Professor Sines also explains that ‘in the absence of alternative mechanisms, success in assuring legal practice can appear to pose a risk to patient safety by preventing access to emergency medicines’

It is widely understood that the standard of prescribing for cosmetic procedures too frequently fails to meet the demands of legislation and the expectations of professional regulators. The JCCP believes that a framework of licensing should include controls and safeguards to ensure compliance with medicines legislation. The following should feature as part of such a safeguarding system of control.

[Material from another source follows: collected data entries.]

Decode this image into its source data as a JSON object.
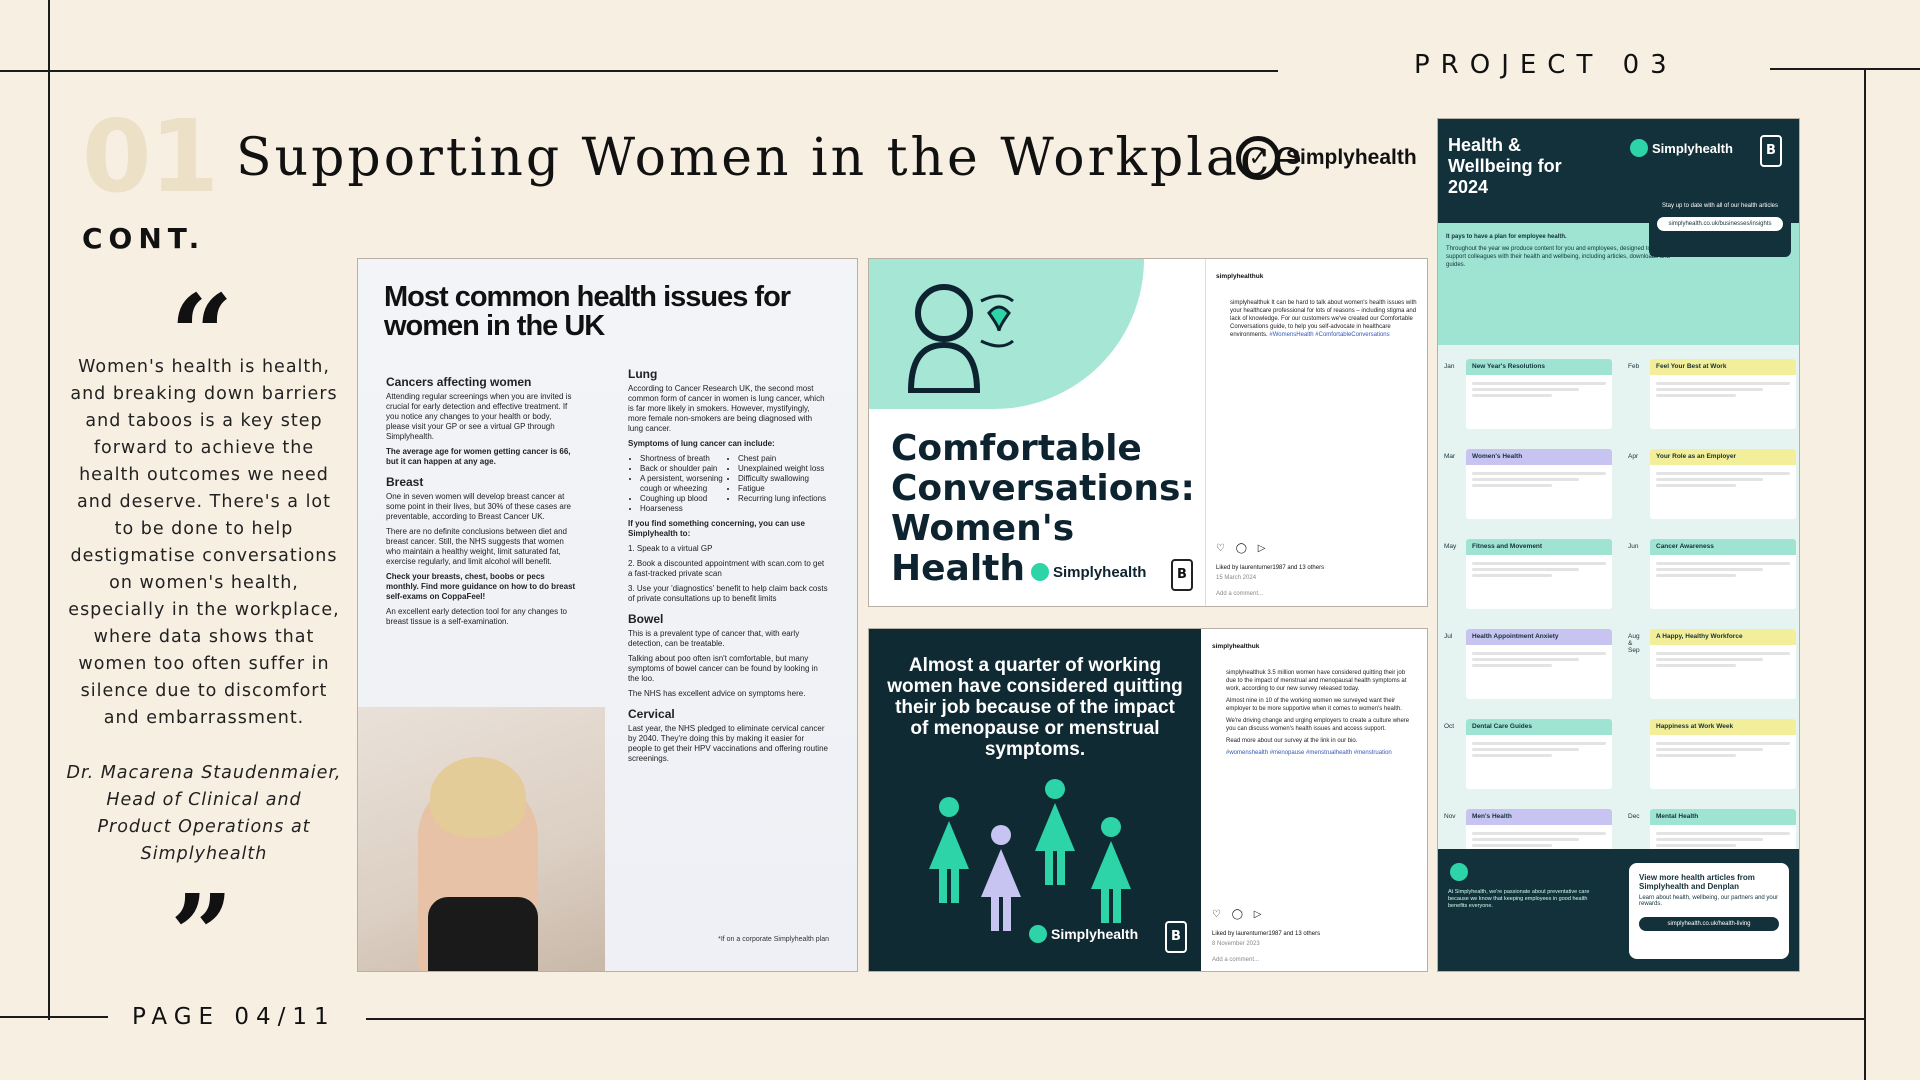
{
  "header": {
    "project_label": "PROJECT 03",
    "section_number": "01",
    "title": "Supporting Women in the Workplace",
    "cont_label": "CONT.",
    "brand": "Simplyhealth"
  },
  "quote": {
    "open_mark": "“",
    "close_mark": "”",
    "text": "Women's health is health, and breaking down barriers and taboos is a key step forward to achieve the health outcomes we need and deserve. There's a lot to be done to help destigmatise conversations on women's health, especially in the workplace, where data shows that women too often suffer in silence due to discomfort and embarrassment.",
    "attribution": "Dr. Macarena Staudenmaier, Head of Clinical and Product Operations at Simplyhealth"
  },
  "footer": {
    "page_label": "PAGE 04/11"
  },
  "panel_health_issues": {
    "title": "Most common health issues for women in the UK",
    "col1": {
      "h_cancers": "Cancers affecting women",
      "p_cancers": "Attending regular screenings when you are invited is crucial for early detection and effective treatment. If you notice any changes to your health or body, please visit your GP or see a virtual GP through Simplyhealth.",
      "callout_1": "The average age for women getting cancer is 66, but it can happen at any age.",
      "h_breast": "Breast",
      "p_breast": "One in seven women will develop breast cancer at some point in their lives, but 30% of these cases are preventable, according to Breast Cancer UK.",
      "callout_2": "There are no definite conclusions between diet and breast cancer. Still, the NHS suggests that women who maintain a healthy weight, limit saturated fat, exercise regularly, and limit alcohol will benefit.",
      "p_check": "Check your breasts, chest, boobs or pecs monthly. Find more guidance on how to do breast self-exams on CoppaFeel!",
      "p_tool": "An excellent early detection tool for any changes to breast tissue is a self-examination."
    },
    "col2": {
      "h_lung": "Lung",
      "p_lung": "According to Cancer Research UK, the second most common form of cancer in women is lung cancer, which is far more likely in smokers. However, mystifyingly, more female non-smokers are being diagnosed with lung cancer.",
      "h_symptoms": "Symptoms of lung cancer can include:",
      "symptoms": [
        "Shortness of breath",
        "Back or shoulder pain",
        "A persistent, worsening cough or wheezing",
        "Coughing up blood",
        "Hoarseness",
        "Chest pain",
        "Unexplained weight loss",
        "Difficulty swallowing",
        "Fatigue",
        "Recurring lung infections"
      ],
      "h_concern": "If you find something concerning, you can use Simplyhealth to:",
      "steps": [
        "1. Speak to a virtual GP",
        "2. Book a discounted appointment with scan.com to get a fast-tracked private scan",
        "3. Use your 'diagnostics' benefit to help claim back costs of private consultations up to benefit limits"
      ],
      "h_bowel": "Bowel",
      "p_bowel": "This is a prevalent type of cancer that, with early detection, can be treatable.",
      "p_bowel2": "Talking about poo often isn't comfortable, but many symptoms of bowel cancer can be found by looking in the loo.",
      "p_nhs": "The NHS has excellent advice on symptoms here.",
      "h_cervical": "Cervical",
      "p_cervical": "Last year, the NHS pledged to eliminate cervical cancer by 2040. They're doing this by making it easier for people to get their HPV vaccinations and offering routine screenings."
    },
    "footnote": "*If on a corporate Simplyhealth plan"
  },
  "panel_conversations": {
    "headline_1": "Comfortable",
    "headline_2": "Conversations:",
    "headline_3": "Women's",
    "headline_4": "Health",
    "brand": "Simplyhealth",
    "username": "simplyhealthuk",
    "caption": "simplyhealthuk It can be hard to talk about women's health issues with your healthcare professional for lots of reasons – including stigma and lack of knowledge. For our customers we've created our Comfortable Conversations guide, to help you self-advocate in healthcare environments.",
    "hashtags": "#WomensHealth #ComfortableConversations",
    "likes": "Liked by laurenturner1987 and 13 others",
    "date": "15 March 2024",
    "comment_placeholder": "Add a comment..."
  },
  "panel_quarter": {
    "headline": "Almost a quarter of working women have considered quitting their job because of the impact of menopause or menstrual symptoms.",
    "brand": "Simplyhealth",
    "username": "simplyhealthuk",
    "caption": "simplyhealthuk 3.5 million women have considered quitting their job due to the impact of menstrual and menopausal health symptoms at work, according to our new survey released today.",
    "caption_2": "Almost nine in 10 of the working women we surveyed want their employer to be more supportive when it comes to women's health.",
    "caption_3": "We're driving change and urging employers to create a culture where you can discuss women's health issues and access support.",
    "caption_4": "Read more about our survey at the link in our bio.",
    "hashtags": "#womenshealth #menopause #menstrualhealth #menstruation",
    "likes": "Liked by laurenturner1987 and 13 others",
    "date": "8 November 2023",
    "comment_placeholder": "Add a comment..."
  },
  "panel_calendar": {
    "title": "Health & Wellbeing for 2024",
    "brand": "Simplyhealth",
    "stay_text": "Stay up to date with all of our health articles",
    "stay_link": "simplyhealth.co.uk/businesses/insights",
    "intro_heading": "It pays to have a plan for employee health.",
    "intro": "Throughout the year we produce content for you and employees, designed to help you support colleagues with their health and wellbeing, including articles, downloads and guides.",
    "months": [
      {
        "m": "Jan",
        "title": "New Year's Resolutions",
        "color": "#9fe3d3"
      },
      {
        "m": "Feb",
        "title": "Feel Your Best at Work",
        "color": "#f3ee9a"
      },
      {
        "m": "Mar",
        "title": "Women's Health",
        "color": "#c8c4f2"
      },
      {
        "m": "Apr",
        "title": "Your Role as an Employer",
        "color": "#f3ee9a"
      },
      {
        "m": "May",
        "title": "Fitness and Movement",
        "color": "#9fe3d3"
      },
      {
        "m": "Jun",
        "title": "Cancer Awareness",
        "color": "#9fe3d3"
      },
      {
        "m": "Jul",
        "title": "Health Appointment Anxiety",
        "color": "#c8c4f2"
      },
      {
        "m": "Aug & Sep",
        "title": "A Happy, Healthy Workforce",
        "color": "#f3ee9a"
      },
      {
        "m": "Oct",
        "title": "Dental Care Guides",
        "color": "#9fe3d3"
      },
      {
        "m": "",
        "title": "Happiness at Work Week",
        "color": "#f3ee9a"
      },
      {
        "m": "Nov",
        "title": "Men's Health",
        "color": "#c8c4f2"
      },
      {
        "m": "Dec",
        "title": "Mental Health",
        "color": "#9fe3d3"
      }
    ],
    "view_more": "View more health articles from Simplyhealth and Denplan",
    "view_sub": "Learn about health, wellbeing, our partners and your rewards.",
    "view_link": "simplyhealth.co.uk/health-living",
    "bottom_text": "At Simplyhealth, we're passionate about preventative care because we know that keeping employees in good health benefits everyone."
  }
}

For the purposes of obtaining a license, or as part of a person/premises investigation, the Local Authority Environmental Health Officer should confirm that:

  • Non-prescribing practitioners have a named prescriber to act as supervisor.

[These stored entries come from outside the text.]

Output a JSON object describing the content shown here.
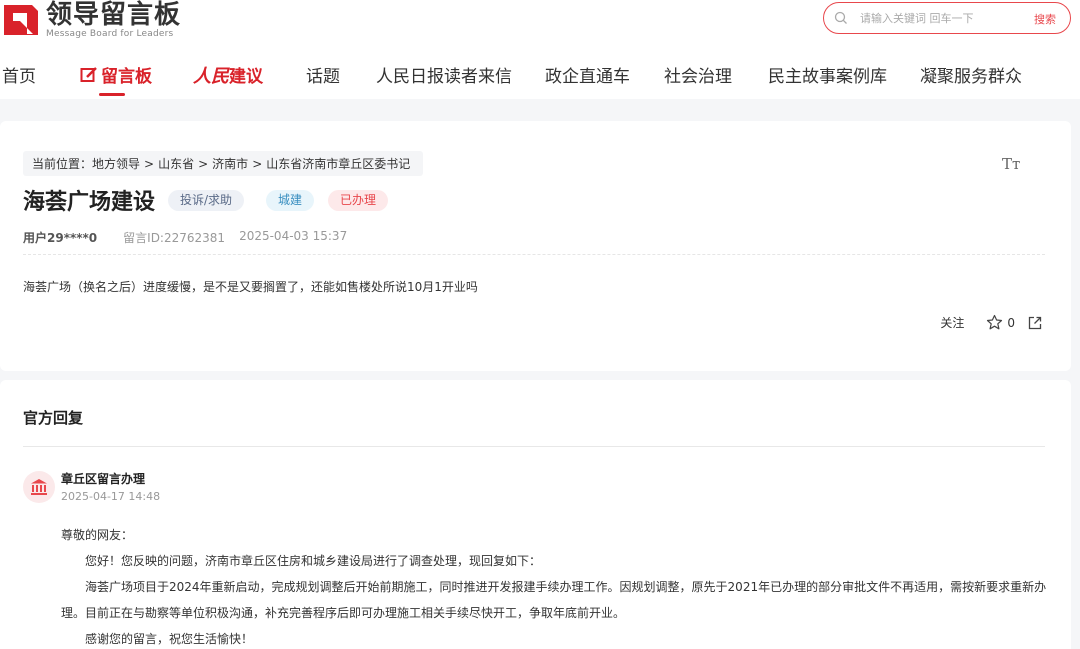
{
  "header": {
    "logo_title": "领导留言板",
    "logo_subtitle": "Message Board for Leaders",
    "search_placeholder": "请输入关键词 回车一下",
    "search_button": "搜索"
  },
  "nav": {
    "items": [
      {
        "label": "首页"
      },
      {
        "label": "留言板",
        "active": true
      },
      {
        "label_part1": "人民",
        "label_part2": "建议"
      },
      {
        "label": "话题"
      },
      {
        "label": "人民日报读者来信"
      },
      {
        "label": "政企直通车"
      },
      {
        "label": "社会治理"
      },
      {
        "label": "民主故事案例库"
      },
      {
        "label": "凝聚服务群众"
      }
    ]
  },
  "message": {
    "breadcrumb": {
      "prefix": "当前位置：",
      "items": [
        "地方领导",
        "山东省",
        "济南市",
        "山东省济南市章丘区委书记"
      ],
      "separator": ">"
    },
    "font_size_icon": "Tт",
    "title": "海荟广场建设",
    "tags": {
      "type": "投诉/求助",
      "category": "城建",
      "status": "已办理"
    },
    "user": "用户29****0",
    "message_id": "留言ID:22762381",
    "datetime": "2025-04-03 15:37",
    "content": "海荟广场（换名之后）进度缓慢，是不是又要搁置了，还能如售楼处所说10月1开业吗",
    "actions": {
      "follow": "关注",
      "star_count": "0"
    }
  },
  "reply": {
    "header": "官方回复",
    "replier": "章丘区留言办理",
    "time": "2025-04-17 14:48",
    "greeting": "尊敬的网友：",
    "paragraphs": [
      "您好！您反映的问题，济南市章丘区住房和城乡建设局进行了调查处理，现回复如下：",
      "海荟广场项目于2024年重新启动，完成规划调整后开始前期施工，同时推进开发报建手续办理工作。因规划调整，原先于2021年已办理的部分审批文件不再适用，需按新要求重新办理。目前正在与勘察等单位积极沟通，补充完善程序后即可办理施工相关手续尽快开工，争取年底前开业。",
      "感谢您的留言，祝您生活愉快！"
    ]
  },
  "colors": {
    "brand_red": "#d9222a",
    "accent_red": "#e8474c",
    "page_bg": "#f5f6f8"
  }
}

  • All prescriptions provided by that supervisor, or any other prescriber, are set against a signed statement that they have been subject to a face-to-face patient consultation and assessment.
  • All prescriptions should include an authorisation in the form of a Patient Specific Direction (PSD) recorded in the patient's notes.
  • All PSDs should include the prescriber's name as well as their personal identification number (PIN).
  • No practitioner is in possession of wholesale stocks of medicines unless they are entitled to hold the same.
  • Audit procedures are in place to enable the prescribed products to be traced from front end supplier to end point consumer.

The above list is indicative only and should be informed by the published guidance provided by professional regulators for wider context. The JCCP will continue to engage with the professional regulators to ensure that, as part of a scheme of licensing, they can support a mechanism of prescribing control that meets their individual and collective standards and requirements.